How to Fix a Clogged Tear Duct in a Baby

A blocked tear duct, medically known as nasolacrimal duct obstruction (NLDO), is a frequent condition in infants. This occurs when the tear drainage system, running from the corner of the eye into the nose, is partially or completely blocked. Tears are produced in the lacrimal glands and typically drain through tiny openings in the eyelids, but a blockage prevents this flow, causing tears to back up. For most babies, this issue is temporary and results from the valve of Hasner, a thin membrane, failing to open fully at birth. Up to 20% of newborns may show symptoms, but the condition generally resolves on its own within the first year of life.

Identifying the Symptoms and Cause

The primary reason for a blocked tear duct is the presence of residual tissue, the valve of Hasner, which did not dissolve completely after birth. This membrane prevents the proper flow of tears from the eye into the nasal cavity. Since the tears cannot drain, they accumulate in the lacrimal sac and overflow onto the cheek.

The most common symptom is excessive tearing, or epiphora, where the eye appears constantly watery even when the baby is not crying. This pooling of tears leads to a sticky discharge or “gunk” around the eye. This discharge can result in crusting on the eyelashes and eyelids, particularly after the baby wakes up.

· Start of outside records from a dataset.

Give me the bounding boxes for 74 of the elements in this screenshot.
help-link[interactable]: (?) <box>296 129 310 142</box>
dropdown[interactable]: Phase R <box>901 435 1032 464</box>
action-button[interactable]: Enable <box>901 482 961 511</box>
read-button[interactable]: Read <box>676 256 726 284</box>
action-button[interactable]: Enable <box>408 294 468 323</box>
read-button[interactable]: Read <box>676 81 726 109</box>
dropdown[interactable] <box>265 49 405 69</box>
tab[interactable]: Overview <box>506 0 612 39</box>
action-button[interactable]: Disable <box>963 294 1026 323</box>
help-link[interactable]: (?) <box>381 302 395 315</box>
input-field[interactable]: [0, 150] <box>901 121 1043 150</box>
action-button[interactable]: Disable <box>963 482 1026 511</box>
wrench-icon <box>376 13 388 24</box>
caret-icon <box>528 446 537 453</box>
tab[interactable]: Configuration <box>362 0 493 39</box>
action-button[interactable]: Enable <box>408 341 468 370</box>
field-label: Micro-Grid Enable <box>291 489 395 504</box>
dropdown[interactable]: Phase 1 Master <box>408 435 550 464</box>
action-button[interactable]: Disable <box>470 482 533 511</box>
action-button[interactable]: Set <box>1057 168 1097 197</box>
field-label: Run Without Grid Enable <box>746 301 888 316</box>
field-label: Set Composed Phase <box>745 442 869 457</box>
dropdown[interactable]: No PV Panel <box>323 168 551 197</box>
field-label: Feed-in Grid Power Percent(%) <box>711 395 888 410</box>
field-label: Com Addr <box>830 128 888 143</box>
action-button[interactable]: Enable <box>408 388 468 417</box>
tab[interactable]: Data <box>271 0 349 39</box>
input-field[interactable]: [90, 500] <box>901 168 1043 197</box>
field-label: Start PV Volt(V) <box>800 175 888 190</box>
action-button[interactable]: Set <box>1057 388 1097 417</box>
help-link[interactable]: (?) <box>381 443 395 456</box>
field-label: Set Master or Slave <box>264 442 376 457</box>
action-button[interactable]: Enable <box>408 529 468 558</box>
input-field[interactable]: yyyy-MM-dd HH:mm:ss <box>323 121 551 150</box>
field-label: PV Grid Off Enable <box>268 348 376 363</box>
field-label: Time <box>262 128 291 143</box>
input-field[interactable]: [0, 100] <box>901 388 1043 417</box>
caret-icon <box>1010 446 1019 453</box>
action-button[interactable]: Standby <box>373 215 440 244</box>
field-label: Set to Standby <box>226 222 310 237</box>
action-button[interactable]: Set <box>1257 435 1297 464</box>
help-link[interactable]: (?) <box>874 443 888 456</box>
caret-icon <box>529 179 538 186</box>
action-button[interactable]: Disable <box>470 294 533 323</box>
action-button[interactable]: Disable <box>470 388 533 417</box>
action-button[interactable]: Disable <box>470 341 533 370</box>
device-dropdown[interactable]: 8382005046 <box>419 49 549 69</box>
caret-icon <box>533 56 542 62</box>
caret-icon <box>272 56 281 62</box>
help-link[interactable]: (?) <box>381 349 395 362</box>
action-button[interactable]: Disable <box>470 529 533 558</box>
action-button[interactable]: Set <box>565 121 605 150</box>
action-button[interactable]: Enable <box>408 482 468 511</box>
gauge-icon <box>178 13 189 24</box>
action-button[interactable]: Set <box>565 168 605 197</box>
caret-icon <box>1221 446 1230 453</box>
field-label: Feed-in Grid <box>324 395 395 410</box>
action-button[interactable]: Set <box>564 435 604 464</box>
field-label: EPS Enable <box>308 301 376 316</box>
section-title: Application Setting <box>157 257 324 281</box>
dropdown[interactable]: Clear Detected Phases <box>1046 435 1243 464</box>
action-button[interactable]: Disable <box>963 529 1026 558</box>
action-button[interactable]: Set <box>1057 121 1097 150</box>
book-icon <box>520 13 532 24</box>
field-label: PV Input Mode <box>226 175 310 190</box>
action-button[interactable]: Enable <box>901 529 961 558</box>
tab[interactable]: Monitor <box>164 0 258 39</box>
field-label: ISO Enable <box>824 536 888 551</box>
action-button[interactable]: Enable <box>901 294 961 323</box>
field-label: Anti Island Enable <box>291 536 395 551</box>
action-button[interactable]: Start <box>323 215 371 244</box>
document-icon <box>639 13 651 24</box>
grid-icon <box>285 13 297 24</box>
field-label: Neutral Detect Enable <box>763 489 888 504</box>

The constant dampness and discharge can sometimes cause mild redness or irritation of the surrounding skin and eyelid. If the white part of the eye becomes significantly red, or if there is swelling or thick yellow/green pus, this may signal a secondary infection requiring medical attention. Symptoms typically begin to appear within the first few weeks to two months of life once the infant’s tear production increases.

Step-by-Step Tear Duct Massage

The most recommended home treatment is the Crigler massage, which increases pressure in the tear duct system to potentially open the obstructing membrane. Before beginning, wash your hands thoroughly with soap and water to prevent introducing bacteria to the baby’s eye area. Any crusted discharge around the eye should be gently cleaned away using a clean, soft cloth dampened with warm water.

To perform the massage, place the tip of your index or pinky finger on the side of the baby’s nose, next to the inner corner of the eye. Apply pressure over the lacrimal sac, located in the bony area where the eyelids meet the nose. Apply gentle but firm pressure inward, pressing back toward the inner corner of the eye socket.

Once pressure is applied, roll or slide your finger in a short, downward stroke along the side of the nose, moving toward the cheekbone. This movement creates a wave of hydrostatic pressure within the tear duct, forcing trapped fluid and mucus down against the membrane. This downward force encourages the valve of Hasner to open.

Repeat this inward and downward stroke five to ten times in a single session, performing the massage at least three to four times throughout the day. Good times to perform the massage are during diaper changes or after a warm bath when the baby is relaxed. Consistency is beneficial, as the goal is to keep applying pressure over several months to encourage the natural opening of the duct.

Medical Treatment Options and When to Seek Help

While home massage is the initial management, parents must be vigilant for signs that the condition is escalating. A secondary bacterial infection, known as dacryocystitis, can occur when stagnant tears and mucus create a breeding ground for germs in the tear sac. Signs of this infection include significant swelling and redness between the eye and the nose, or a sudden increase in thick, pus-like discharge, which warrants immediate consultation with a pediatrician.

If massage has been consistently performed for several months without success, or if the blockage persists beyond the baby’s first birthday, medical intervention is typically considered. Spontaneous resolution rates decrease significantly after 9 to 12 months of age, and the success rate of a simple procedure declines after 15 months. The most common medical procedure is lacrimal duct probing, where an ophthalmologist passes a thin, sterile wire through the tear duct to puncture the membrane obstruction.

This procedure, which has a success rate over 90% when performed before 12 months, is usually quick and may be done in an office setting or under light sedation. For blockages that are more complex or fail to resolve after probing, other options exist, such as balloon catheter dilation or temporary silicone tube insertion. Regular follow-up with the doctor is important to monitor the condition and determine the appropriate time for professional intervention.